UA-ARCs primary focus is in the areas of cyber, hypersonics, optics, human performance, and space situational awareness, but the SkillBridge Gateway program is accommodating to Veterans of all backgrounds and is designed to align participants with opportunities across UArizona and many of their community partner companies.

 

“Prior to my application to the UA-ARC Gateway Program I was unsure if I met the qualifications needed to be successful in the program as my background isn’t in any of the fields listed on their website and my military experience was more tactical than technical. These hesitations were disbanded almost immediately. The UA-ARC team made it clear that their program isn’t designed for specific translation of Military Occupational Specialties, but rather aimed at bringing in highly motivated and mission driven individuals to further their mission. Applicants can expect to submit their resume and introduction, followed by an interview with UA-ARC’s senior leadership.
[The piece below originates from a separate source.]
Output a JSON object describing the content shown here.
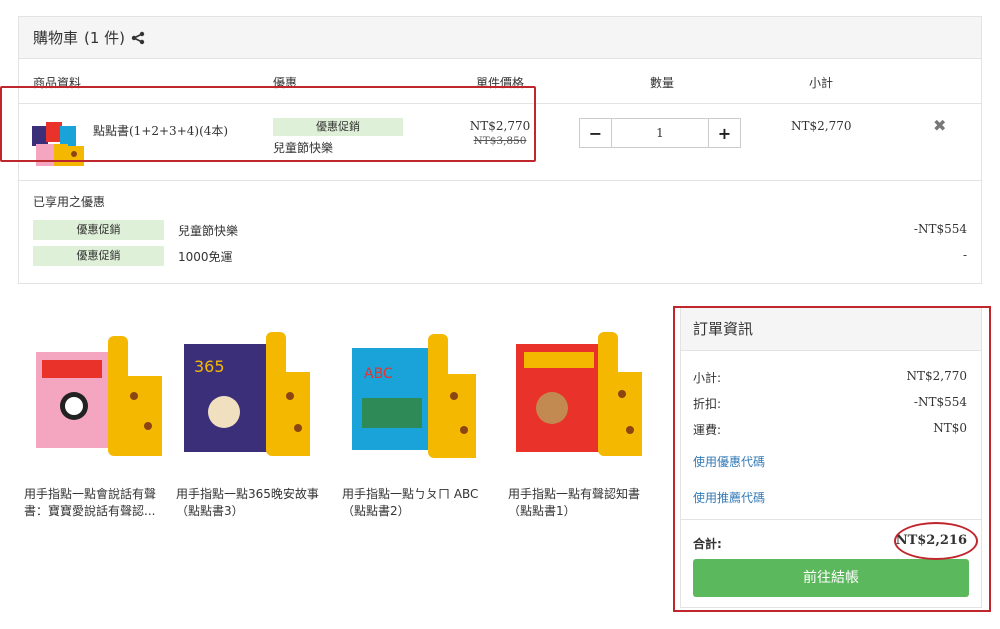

After I was accepted, the responsibility fell back on me to ensure I went through all the proper channels on my end to get it approved through my local Transition Office and Chain of Command,” said Hoffman.

 

UA-ARC’s team of executives has a diverse and robust network of industry partner contacts for their interns to shadow and connect with for future employment. Their desire is to pair interns with a “Gateway Track” that will allow interns to pursue continued education, direct employment, or industry experience. The end goal is for every intern to walk away with a plan to complete professional certificates and have relevant experience in their desired field through their Capstone Project.

 

“I am currently completing the UA-ARC ‘Experience Gateway Track’. My goal is to move into the Project Management field following my transition. My UA-ARC mentor, Patrick Kerr, has aligned me with a few UA-ARC project managers for me to shadow, as well as identified some personal goals for me to achieve. I will be completing my Project Manager Professional certificate before the end of the internship, as well as looking into pursing my MBA through UArizona. My capstone project is targeted at designing a program for UA-ARC that will allow Interns who come after me to transition into different positions and programs across UArizona. This has given me an opportunity to not only receive feedback from all of the dedicated UA-ARC mentors, but also grow my network of industry contacts across Tucson. I feel very confident I will have employment opportunities in Project Management following my internship.”

Congratulations, John!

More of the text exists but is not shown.